Что также сплачивало эту храбрую группу, это уверенность в неминуемых лишениях и страданиях, пусть они, как ни жаль, и не коснутся их лично. Но также было несомненно, что их победа принесет широким массам блаженное чувство глубокого и возвышающего самоуважения. В этой комнате, в этот миг, не было места слабым. Страна была готова освободиться от постыдного рабства. Лучшие из них уже сбрасывали свои оковы. Скоро с шеи нации будут сброшены паршивые оборотисты. Хотя всегда есть те, кто впадает в нерешительность у открытой двери клетки. Пусть они дрожат под гнетом избирательного права, оставаясь рабами растленного и бесславного режима, находя единственное утешение в своих графиках и диаграммах, своей бесплодной рациональности и жалкой трусости. Если бы только они знали, какой эпохальный шаг совершался без их участия, минуя анализы и дебаты на своем пути в историю. История уже вершилась за этим самым столом. Судьба нации выковывалась в тихом огне кабинета министров. Возобладал уверенный разворотизм. Поздно идти на попятный!
Два
Истоки разворотизма теряются в тумане прошлого, и отыскать их – если у кого возникнет подобное желание – не так-то просто. До недавнего времени эта концепция считалась не более чем мысленным экспериментом, послеобеденной забавой, шуткой.

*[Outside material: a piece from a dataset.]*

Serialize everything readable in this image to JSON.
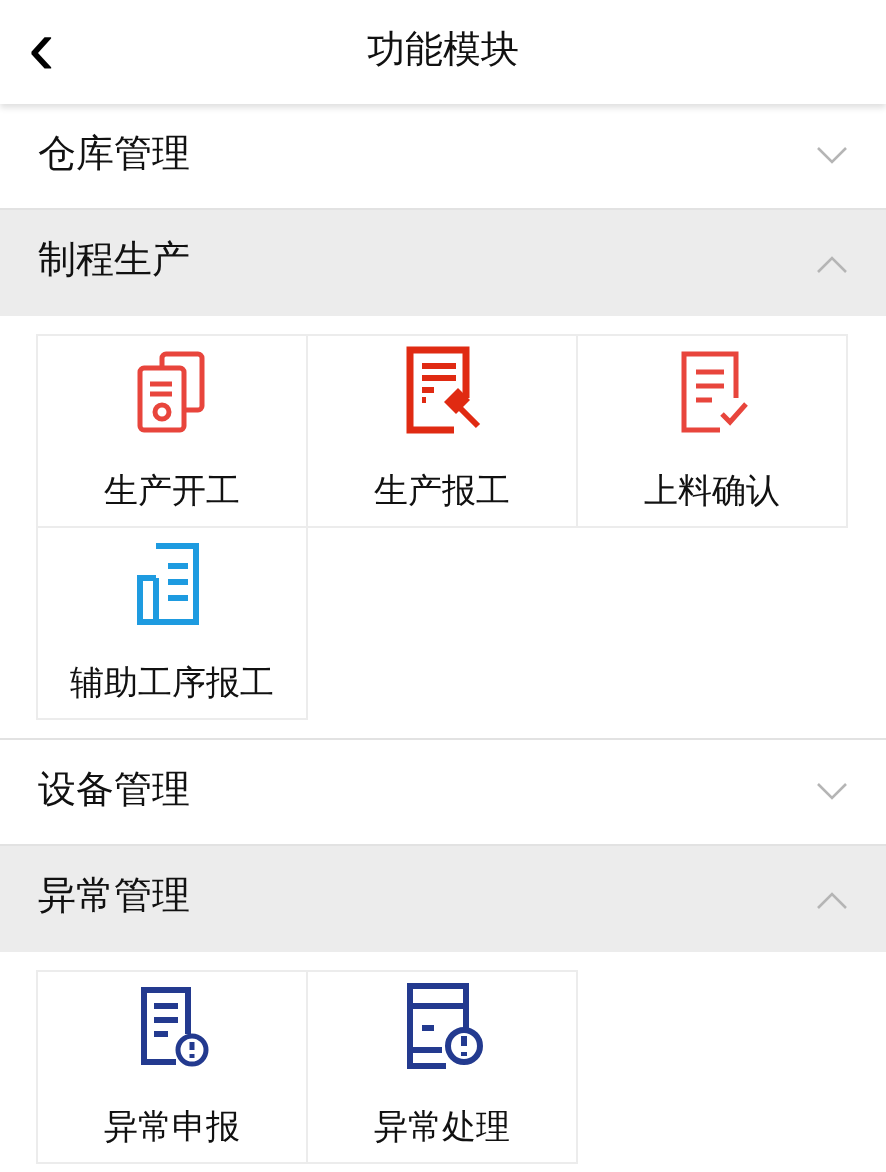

Она была прибежищем эксцентриков, одиноких мужчин, писавших зеленой ручкой письма в газеты. Из тех, кто могут сесть вам на уши в пабе и просвещать битый час. Но сама эта идея, стоило в нее вникнуть, была не лишена определенной красоты и простоты. Давайте развернем денежный поток, и тогда вся система экономики, а с ней и сама нация, очистится, избавится от несуразиц, растрат и несправедливостей. Под конец рабочей недели сотрудница передает заработанные тяжелым трудом деньги компании за все рабочие часы. Но когда она идет по магазинам, то получает щедрую компенсацию в виде розничных цен на каждый купленный товар. Закон запрещает ей копить наличность. Деньги, положенные в банк, под конец трудного дня в торговом центре мобилизуют высокие отрицательные процентные ставки. До того как ее сбережения будут сведены к нулю, ей следует найти более высокооплачиваемую работу. Чем лучше работа, а значит, выше зарплата, тем усерднее она должна покупать товары, чтобы оплачивать ее. Тем самым стимулируется экономика, возрастает число квалифицированных работников, все в выгоде. Домовладелец должен неустанно заказывать промышленные товары, чтобы оплачивать своих жильцов. Правительство приобретает ядерные электростанции и расширяет свои космические программы, чтобы радовать рабочих налоговыми подарками. Управляющие отелями обеспечивают лучшее шампанское, мягчайшие простыни, редкие орхидеи и лучших музыкантов в лучших оркестрах, чтобы отель мог позволить себе постояльцев. На следующий день после успешного выступления музыкант должен активно покупать товары, чтобы оплатить свой следующий выход на сцену. Полная занятость гарантирована.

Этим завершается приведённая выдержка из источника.